Oddly…most oddly, it sounds even more powerful here, now, in an unfolding 2009. The Bridgewater Hall set was spiced by an ancient and stupid war. The silvered ex punks, 50 something’s staging a puerile we-have-a-right-to-dance battle against those who, having paid to sit and enjoy the Bridgewater comforts, did not wish to retreat to the pogoing frenzy of 1978. I felt rather embarrassed at that. Lumpen Mancs dancing and mouthing…
But the band…astonished by the welcome afforded them in Britain, in Spain and beyond, seem to have attained a new and welcome level, where Howard Devoto, once rather lost in seriousness, now seemed to relish a new humorous stance. It was a joy…more so, because ‘Shot by Both Sides’ was hauntingly conspicuous by it’s absence.
“That was the first time we have played a show and have not played ‘Shot’,” stated keyboardist Dave Formula, in the Bridgewater’s sterile backstage bar area.
“We just decided not to play it today, just to see how it felt.”

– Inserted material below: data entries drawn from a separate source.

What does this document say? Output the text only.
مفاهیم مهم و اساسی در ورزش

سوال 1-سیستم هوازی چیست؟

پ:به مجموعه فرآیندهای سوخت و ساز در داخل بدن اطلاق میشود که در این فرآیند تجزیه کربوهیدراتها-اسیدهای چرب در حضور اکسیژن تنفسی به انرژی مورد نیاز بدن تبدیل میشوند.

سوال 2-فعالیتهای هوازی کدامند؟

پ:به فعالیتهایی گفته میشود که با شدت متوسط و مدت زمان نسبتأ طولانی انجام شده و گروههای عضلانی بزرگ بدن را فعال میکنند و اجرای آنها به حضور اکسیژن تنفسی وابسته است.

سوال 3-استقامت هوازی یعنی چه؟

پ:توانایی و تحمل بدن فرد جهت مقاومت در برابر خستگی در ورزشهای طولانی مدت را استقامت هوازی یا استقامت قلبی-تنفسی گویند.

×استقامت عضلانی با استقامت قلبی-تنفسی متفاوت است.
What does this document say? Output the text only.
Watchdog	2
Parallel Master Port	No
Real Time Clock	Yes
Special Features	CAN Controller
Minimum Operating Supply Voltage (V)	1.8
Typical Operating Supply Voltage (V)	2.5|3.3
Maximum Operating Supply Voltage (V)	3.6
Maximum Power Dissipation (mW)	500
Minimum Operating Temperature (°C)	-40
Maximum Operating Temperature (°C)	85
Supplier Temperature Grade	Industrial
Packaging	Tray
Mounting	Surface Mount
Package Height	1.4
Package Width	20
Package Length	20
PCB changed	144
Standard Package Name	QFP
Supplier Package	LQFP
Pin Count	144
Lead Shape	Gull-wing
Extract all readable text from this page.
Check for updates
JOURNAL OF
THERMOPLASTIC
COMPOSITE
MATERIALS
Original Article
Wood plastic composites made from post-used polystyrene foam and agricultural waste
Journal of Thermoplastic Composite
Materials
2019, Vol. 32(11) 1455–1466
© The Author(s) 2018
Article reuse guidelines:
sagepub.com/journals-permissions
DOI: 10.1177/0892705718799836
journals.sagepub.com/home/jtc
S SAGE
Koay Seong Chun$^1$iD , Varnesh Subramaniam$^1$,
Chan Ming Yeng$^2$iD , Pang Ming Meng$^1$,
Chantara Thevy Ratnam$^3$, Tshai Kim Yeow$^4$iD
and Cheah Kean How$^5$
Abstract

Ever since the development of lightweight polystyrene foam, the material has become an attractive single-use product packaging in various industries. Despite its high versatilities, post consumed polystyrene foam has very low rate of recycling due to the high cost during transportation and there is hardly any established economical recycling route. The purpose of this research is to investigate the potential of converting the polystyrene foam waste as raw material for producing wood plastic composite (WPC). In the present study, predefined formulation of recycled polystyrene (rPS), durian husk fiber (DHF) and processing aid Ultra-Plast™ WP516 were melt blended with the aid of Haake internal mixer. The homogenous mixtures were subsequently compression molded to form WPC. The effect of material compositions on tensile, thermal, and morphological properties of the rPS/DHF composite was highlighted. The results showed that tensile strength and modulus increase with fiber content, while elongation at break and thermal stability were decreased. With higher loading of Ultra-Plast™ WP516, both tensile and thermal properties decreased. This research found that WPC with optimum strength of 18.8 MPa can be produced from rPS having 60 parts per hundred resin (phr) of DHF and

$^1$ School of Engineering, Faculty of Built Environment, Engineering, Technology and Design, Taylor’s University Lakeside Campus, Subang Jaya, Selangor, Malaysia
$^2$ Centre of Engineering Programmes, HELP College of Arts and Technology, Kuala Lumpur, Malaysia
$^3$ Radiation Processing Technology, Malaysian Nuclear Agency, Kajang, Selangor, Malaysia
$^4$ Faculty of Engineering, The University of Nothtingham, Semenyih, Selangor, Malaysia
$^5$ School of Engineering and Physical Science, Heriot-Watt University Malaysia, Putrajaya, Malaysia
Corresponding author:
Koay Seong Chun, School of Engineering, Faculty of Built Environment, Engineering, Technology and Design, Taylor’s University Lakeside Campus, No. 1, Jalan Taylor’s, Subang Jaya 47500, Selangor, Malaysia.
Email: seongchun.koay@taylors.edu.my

And just how does it feel, we enquired, to be so WANTED again?
“Just utterly bewildering,” he replied.
“We only really got together for those two initial gigs…but we are rolling towards…towards…I don’t know.”
Initially, at least, Magazine are rolling towards a Dave Formula solo album, due in the spring. But beyond that, and perhaps because of it, the inevitability of a new and original Magazine album now seems so temptingly in view.
“Maybe…we haven’t really spoken. But Howard has worked with me on my album and, well, if he were to write songs for a new Magazine album…well..I don’t know.”
Howard Devoto himself was, as one would expect, somewhat more cryptic, preferring to reply questions with polite and smiling detachment.
“I may ring you yet,” he answered, when I informed in that, in 1977, he had promised me an interview. (For popzine ‘Ghast Up’, I think.
Barry Adamson, oikish and fun, confessed to “,,,being really nervous before this gig in particular…scary hall,” although memories of his own triumphant ‘evening’ at Salford’s equally elegant Lowry Theatre, three years ago, bubbled in my memory. And it was the lush, dense sensuality of Adamson’s separate career – Manchester’s silent genius – that perhaps holds the true key to Magazine’s curious relevance in 2009. With the entire band, it seems, there is now an unforced air…with nothing to prove, with nowhere to go perhaps, and freed from pressure of expectation, they have relaxed into style. They have found themselves.
I remind myself of just how distant this band – Devoto in particular – have seemed in the past. I also remain fully aware that the welcoming air in the ‘aftershow’ was more the result of the old friendships they share with my companion of the evening, Lindsay Reade, than with myself. But it didn’t matter.
Magazine are relevant. More so, than ever…and certainly much more fun. Who would have thought? Who would have thought?